HW 2 Part 2
HW 2 Part 2¶
Suppose that you had to redo the work you did in Part 1 for different group of HICP indices. You could duplicate that notebook (right click on the name of a notebook anc choose Duplicate, or press Ctrl+d), replace the list of subindices and then run the remaining cells. However, this is not very efficient and violates a basic principle of programming, known as DRY - don’t repeat yourself. A better approach is to write functions and automate, whenever possible, tasks which are repeated.
Your task in this part of the homework is to replace parts of the code in Part 1 with functions.
# import the necessary packages
2.0 Get the hicp_codes
dataframe as in Part 1.
2.1 Write a function which takes as input an item group code
pattern (a string) and returns two lists - one of the codes and the other - of the code descriptions of all items in that item group. With that function you should be able to get any group of items for any level of aggregation. Test the function for the group of indices you downloaded in Part 1, and several other groups to make sure it returns the correct lists. For example try “HICP - Overall index” (one item), all items from “HICP - FOOD AND NON-ALCOHOLIC BEVERAGES” (75 items), all items from “HICP - Food” (65 items), etc.
Use the function to get the codes and descriptions of the item group you got in 1.2 of Part 1.
Note: the function will use hicp_codes
which you should have created in 2.0
#TODO
2.2 Write a function which takes a HICP item code (a string) and returns a dataframe like the one in 1.3 of Part 1 - datetime index and only one series with the item code as column name.
## TODO
2.3 Copy the code you wrote in Part 1 for 1.4 and replace the relevant part in the for loop using the function you created above. Check that it gives you the same dataframe as in Part 1.
## TODO
2.4 create a new dataframe df_nona
by dropping all columns in df
that have more than half of their observations missing
## TODO
2.5 Write a functions which takes a dataframe and two dates (strings) - start
and end
as arguments and returns a dictionary with two keys: ‘code’ and ‘std’ whose values are the code and standard deviation of the most volatile among the series in the dataframe.
Write another function for the least volatile series (with the same arguments and output)
Test your functions with the code you used in 1.7 and 1.8 in Part 1 as follows
a) Find the respective start and end dates for the full period and the last 24 months.

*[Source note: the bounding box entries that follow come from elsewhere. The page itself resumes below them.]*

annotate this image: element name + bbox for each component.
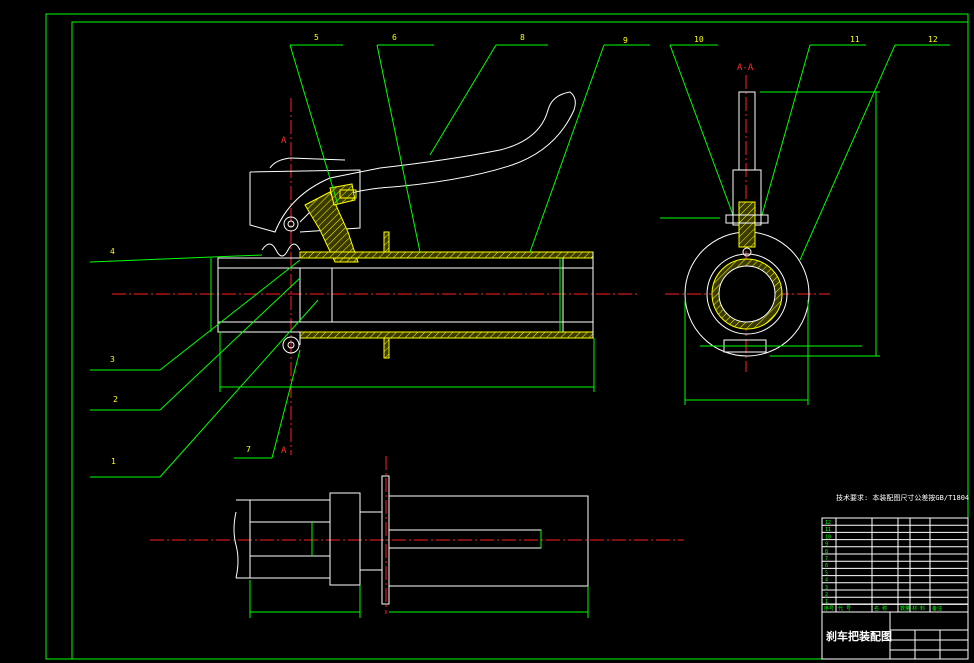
balloon-8: 8 <box>520 33 525 42</box>
main-view: A A <box>112 91 640 456</box>
technical-notes: 技术要求: 本装配图尺寸公差按GB/T1804 <box>836 493 969 502</box>
balloon-10: 10 <box>694 35 704 44</box>
bottom-view <box>150 456 684 618</box>
parts-header-cell: 数量 <box>900 605 910 612</box>
balloon-1: 1 <box>111 457 116 466</box>
section-mark-bottom: A <box>281 446 287 456</box>
parts-header-cell: 备注 <box>932 605 942 612</box>
tube <box>217 231 594 359</box>
parts-header-cell: 序号 <box>824 605 834 612</box>
title-block: 121110 98765 4321序号代 号 名 称 数量材 料备注 刹车把装配图 <box>821 517 969 660</box>
balloon-5: 5 <box>314 33 319 42</box>
sheet-frame <box>45 13 969 660</box>
leaders: 5 6 8 9 4 3 2 1 7 10 11 12 <box>89 33 950 478</box>
parts-row-number: 8 <box>825 549 828 555</box>
parts-header-cell: 材 料 <box>912 605 925 612</box>
balloon-9: 9 <box>623 36 628 45</box>
clamp-parts <box>304 183 359 263</box>
parts-row-number: 10 <box>825 534 831 540</box>
parts-row-number: 4 <box>825 578 828 584</box>
balloon-4: 4 <box>110 247 115 256</box>
parts-row-number: 5 <box>825 570 828 576</box>
balloon-6: 6 <box>392 33 397 42</box>
balloon-11: 11 <box>850 35 860 44</box>
balloon-12: 12 <box>928 35 938 44</box>
parts-row-number: 7 <box>825 556 828 562</box>
section-mark-top: A <box>281 136 287 146</box>
parts-header-cell: 名 称 <box>874 605 887 612</box>
section-view-a-a: A-A <box>660 63 880 405</box>
parts-header-cell: 代 号 <box>838 605 851 612</box>
balloon-3: 3 <box>110 355 115 364</box>
brake-lever <box>249 91 576 233</box>
parts-row-number: 6 <box>825 563 828 569</box>
section-label: A-A <box>737 63 754 73</box>
parts-row-number: 1 <box>825 599 828 605</box>
parts-row-number: 11 <box>825 527 831 533</box>
parts-row-number: 3 <box>825 585 828 591</box>
balloon-2: 2 <box>113 395 118 404</box>
balloon-7: 7 <box>246 445 251 454</box>
parts-row-number: 2 <box>825 592 828 598</box>
parts-row-number: 9 <box>825 542 828 548</box>
title-block-title: 刹车把装配图 <box>826 629 892 643</box>
parts-row-number: 12 <box>825 520 831 526</box>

See if you can do it programmatically, but if you cant think of how, just type them directly.
b) Assign the results to dictionaries such as dict_max
, dict_min
(Up to you what names you use)
c) Use the function you created in 2.1 to get the descriptions for the codes in the two dictionaries from (b)
d) print the output usig f-strngs as in 1.7 and 1.8 from Part 1.

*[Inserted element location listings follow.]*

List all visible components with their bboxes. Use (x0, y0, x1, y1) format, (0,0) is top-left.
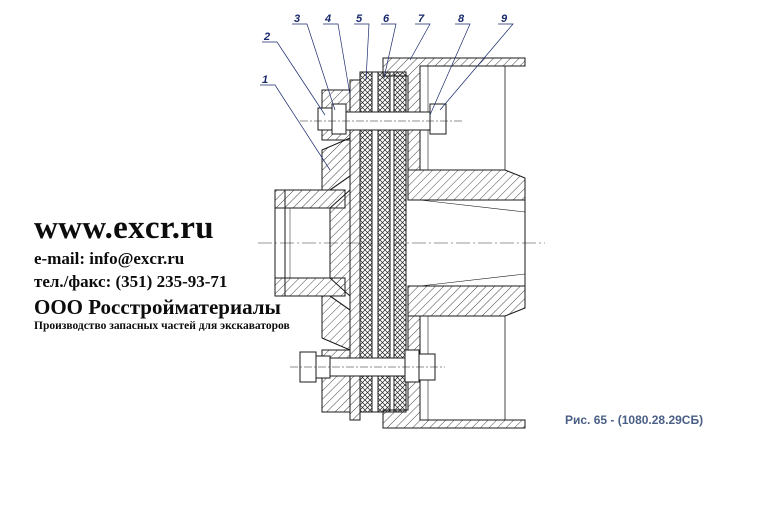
elastic-packs (359, 71, 407, 413)
part-label-4: 4 (324, 13, 331, 25)
right-housing (382, 57, 526, 429)
part-label-2: 2 (263, 31, 270, 43)
watermark-tagline: Производство запасных частей для экскава… (34, 320, 290, 332)
watermark-phone: тел./факс: (351) 235-93-71 (34, 272, 228, 291)
part-label-7: 7 (418, 13, 425, 25)
bottom-bolt (290, 349, 445, 383)
watermark-email: e-mail: info@excr.ru (34, 249, 185, 268)
part-label-1: 1 (262, 74, 268, 86)
leader-lines (260, 23, 514, 171)
part-label-3: 3 (294, 13, 300, 25)
part-label-5: 5 (356, 13, 363, 25)
figure-caption: Рис. 65 - (1080.28.29СБ) (565, 413, 704, 427)
watermark-site: www.excr.ru (34, 210, 214, 246)
part-label-8: 8 (458, 13, 465, 25)
part-label-9: 9 (501, 13, 508, 25)
part-label-6: 6 (383, 13, 390, 25)
watermark-company: ООО Росстройматериалы (34, 295, 281, 319)
left-hub (274, 137, 351, 351)
top-bolt (300, 103, 462, 135)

2.6 Create a function which takes a series (or dataframe with 1 column) and an integer and creates and saves (as a png file) a plot of the rolling window standard deviations of that series, for a window specified by the integer parameter. The name of the file with the figure should change with code of the series and the integer indicating the window length. For example if the code is ‘011500’ and the window is 36, the name of the figure should be something like ‘fig_011500_rolling_std_36.png’. The important parts (in this example) are 011500 and 36 - the rest (fixed part of the file name) you choose as you see best. This can be done using f-string.
Test that the function produces the the same plots as in 1.10 of Part 1.